From Deseret News archives:
Hatch sentencing delayed
He files motion wants new trial and a public defender
She planned to deliver two presents a majestic headstone she ordered from Brazil and news that her sister's killer, Robert Steven Hatch, had been sent to prison.
Half of Leek's plans were dashed Wednesday.
She still expects the stone, which will stand more than 5 feet tall, to arrive. It will bear the name Sharee Nelson.
Leek is working with a lawyer to legally remove "Hatch" from the end of her sister's name, something Sharee Nelson Hatch was in the process of doing when she was shot in the face by her estranged husband on July 7, 2002.
Robert Steven Hatch, however, will not be in prison next week. He remains at the Utah County Jail, having successfully won a delay in his sentencing on Wednesday. Leek, who hoped 4th District Judge Fred Howard would go forward with sentencing, was left in tears.
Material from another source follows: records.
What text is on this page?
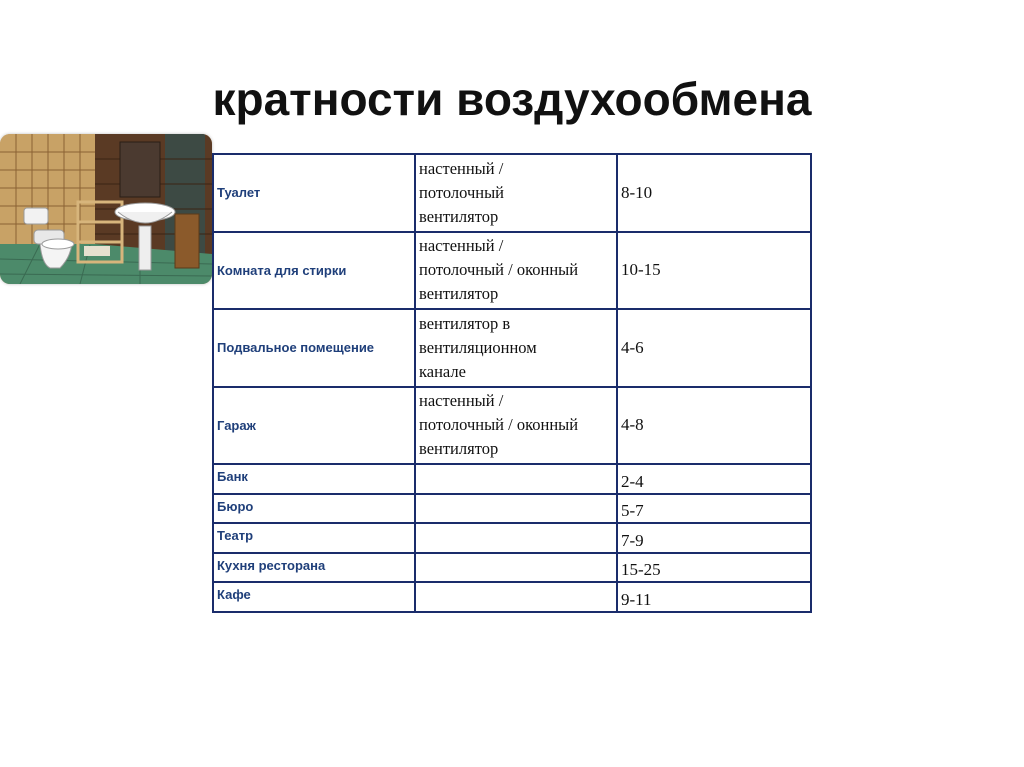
кратности воздухообмена
Туалет	настенный /
потолочный
вентилятор	8-10
Комната для стирки	настенный /
потолочный / оконный
вентилятор	10-15
Подвальное помещение	вентилятор в
вентиляционном
канале	4-6
Гараж	настенный /
потолочный / оконный
вентилятор	4-8
Банк		2-4
Бюро		5-7
Театр		7-9
Кухня ресторана		15-25
Кафе		9-11
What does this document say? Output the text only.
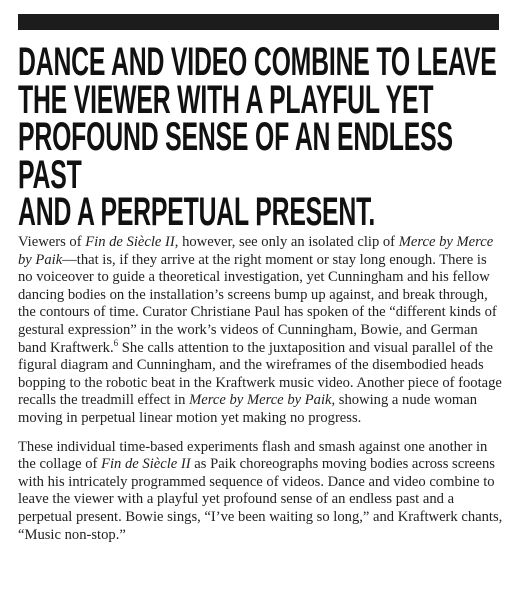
DANCE AND VIDEO COMBINE TO LEAVE
THE VIEWER WITH A PLAYFUL YET
PROFOUND SENSE OF AN ENDLESS PAST
AND A PERPETUAL PRESENT.

Viewers of Fin de Siècle II, however, see only an isolated clip of Merce by Merce by Paik—that is, if they arrive at the right moment or stay long enough. There is no voiceover to guide a theoretical investigation, yet Cunningham and his fellow dancing bodies on the installation’s screens bump up against, and break through, the contours of time. Curator Christiane Paul has spoken of the “different kinds of gestural expression” in the work’s videos of Cunningham, Bowie, and German band Kraftwerk.$^6$ She calls attention to the juxtaposition and visual parallel of the figural diagram and Cunningham, and the wireframes of the disembodied heads bopping to the robotic beat in the Kraftwerk music video. Another piece of footage recalls the treadmill effect in Merce by Merce by Paik, showing a nude woman moving in perpetual linear motion yet making no progress.

These individual time-based experiments flash and smash against one another in the collage of Fin de Siècle II as Paik choreographs moving bodies across screens with his intricately programmed sequence of videos. Dance and video combine to leave the viewer with a playful yet profound sense of an endless past and a perpetual present. Bowie sings, “I’ve been waiting so long,” and Kraftwerk chants, “Music non-stop.”
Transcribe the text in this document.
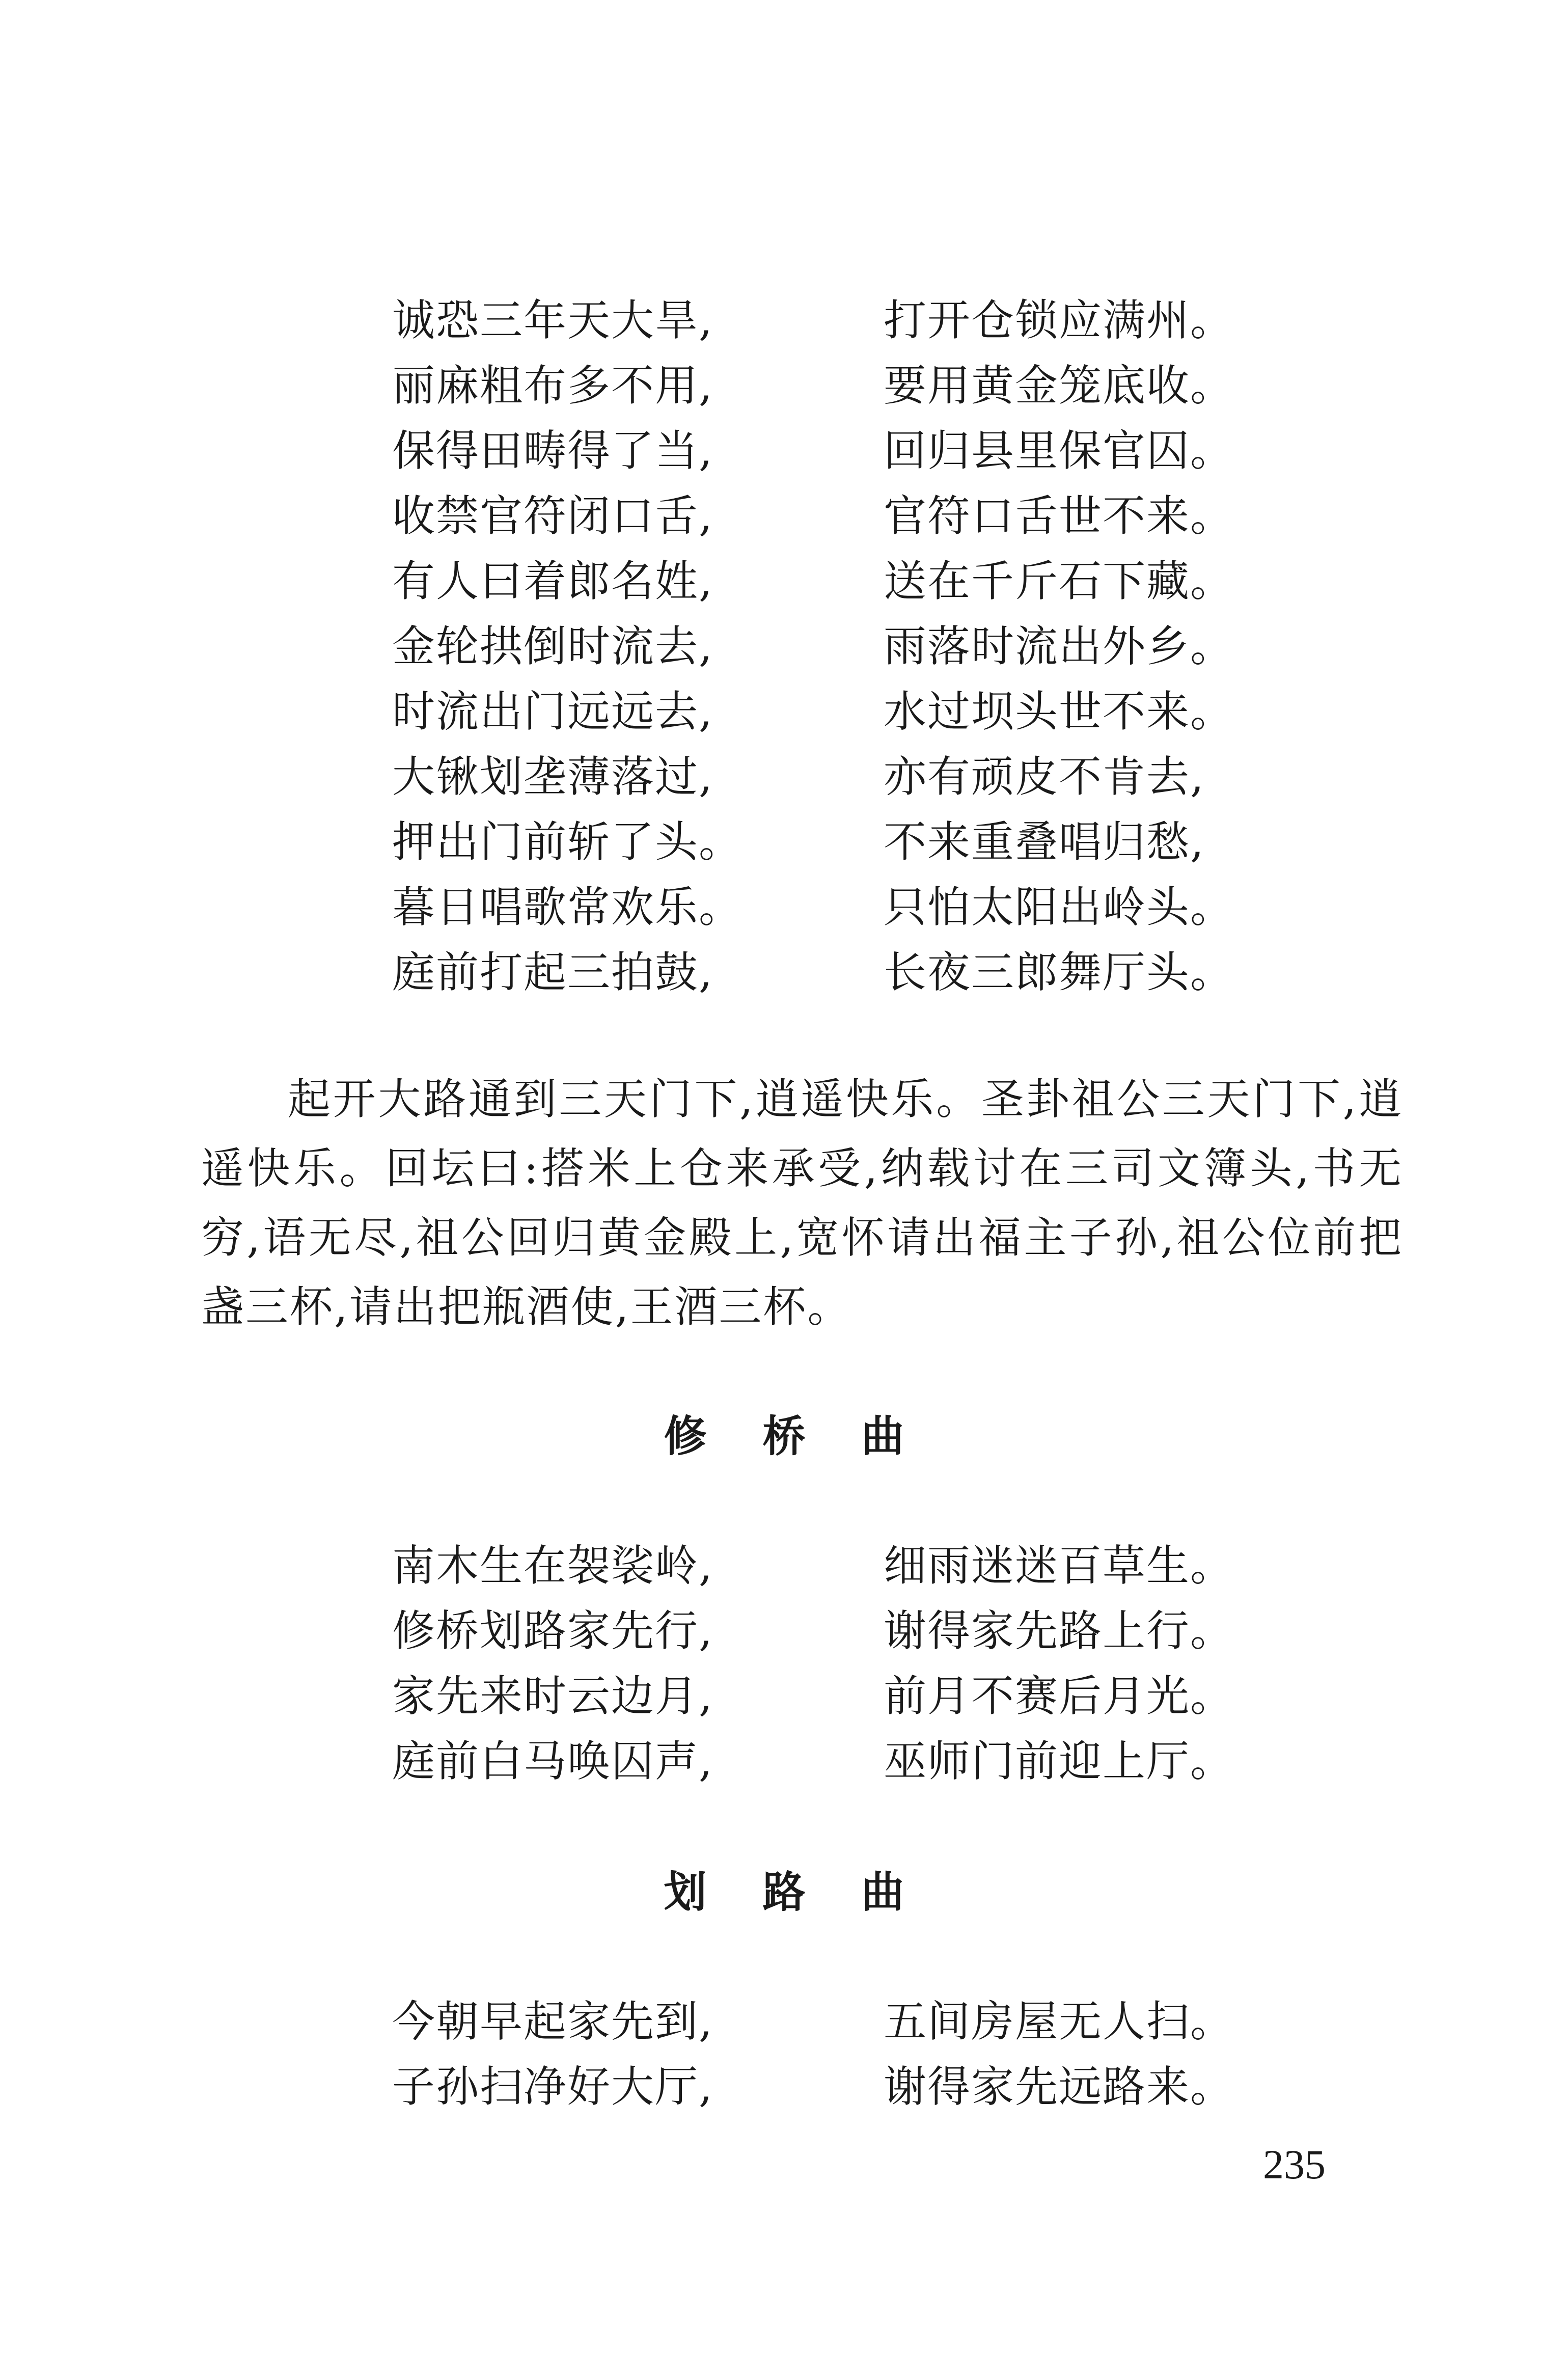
诚恐三年天大旱,	打开仓锁应满州。
丽麻粗布多不用,	要用黄金笼底收。
保得田畴得了当,	回归县里保官囚。
收禁官符闭口舌,	官符口舌世不来。
有人曰着郎名姓,	送在千斤石下藏。
金轮拱倒时流去,	雨落时流出外乡。
时流出门远远去,	水过坝头世不来。
大锹划垄薄落过,	亦有顽皮不肯去,
押出门前斩了头。	不来重叠唱归愁,
暮日唱歌常欢乐。	只怕太阳出岭头。
庭前打起三拍鼓,	长夜三郎舞厅头。

起开大路通到三天门下,逍遥快乐。圣卦祖公三天门下,逍遥快乐。回坛曰:搭米上仓来承受,纳载讨在三司文簿头,书无穷,语无尽,祖公回归黄金殿上,宽怀请出福主子孙,祖公位前把盏三杯,请出把瓶酒使,王酒三杯。

修桥曲
南木生在袈裟岭,	细雨迷迷百草生。
修桥划路家先行,	谢得家先路上行。
家先来时云边月,	前月不赛后月光。
庭前白马唤囚声,	巫师门前迎上厅。
划路曲
今朝早起家先到,	五间房屋无人扫。
子孙扫净好大厅,	谢得家先远路来。
235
Hatch mailed a handwritten motion to Howard seeking a hearing in advance of sentencing, scheduled for Tuesday. The motion indicated that Hatch would seek a new trial and asked the judge to appoint a public defender.
The possibility of a new trial the first lasted five weeks angered Leek.
"I'm sick and tired of him coming up with excuses to put it off," Leek said. "He keeps looking for new ways to make us suffer. It's like Sharee has no rights even though he showed her none when she screamed and he shot her. There are no rights for us, either; we're still suffering."
Howard granted Hatch's motion to remove his attorneys, Gregory Skordas and Jack Morgan, because Hatch said they were ineffective at trial. The judge appointed the Utah County Public Defenders Association to represent Hatch. However, the association's executive director, Tom Means, said his office has a conflict of interest with Hatch and will have to assign the case to a different attorney.
Howard asked all the parties to return on Tuesday at the same time Hatch was supposed to be sentenced to schedule a new time for sentencing.
A jury convicted Hatch in November of breaking into the Spanish Fork home he used to share with Sharee Nelson and shooting her in the face with a shotgun while her live-in boyfriend hid in a walk-in closet.
Hatch said Wednesday he has no money to pay an attorney, nor any property except an old pickup truck. The home was lost while he was in jail.
"It was repossessed about three months into this," Hatch told the judge.
Howard, who has rotated from the 4th District's criminal division to its civil division, indicated he would continue to oversee this criminal case.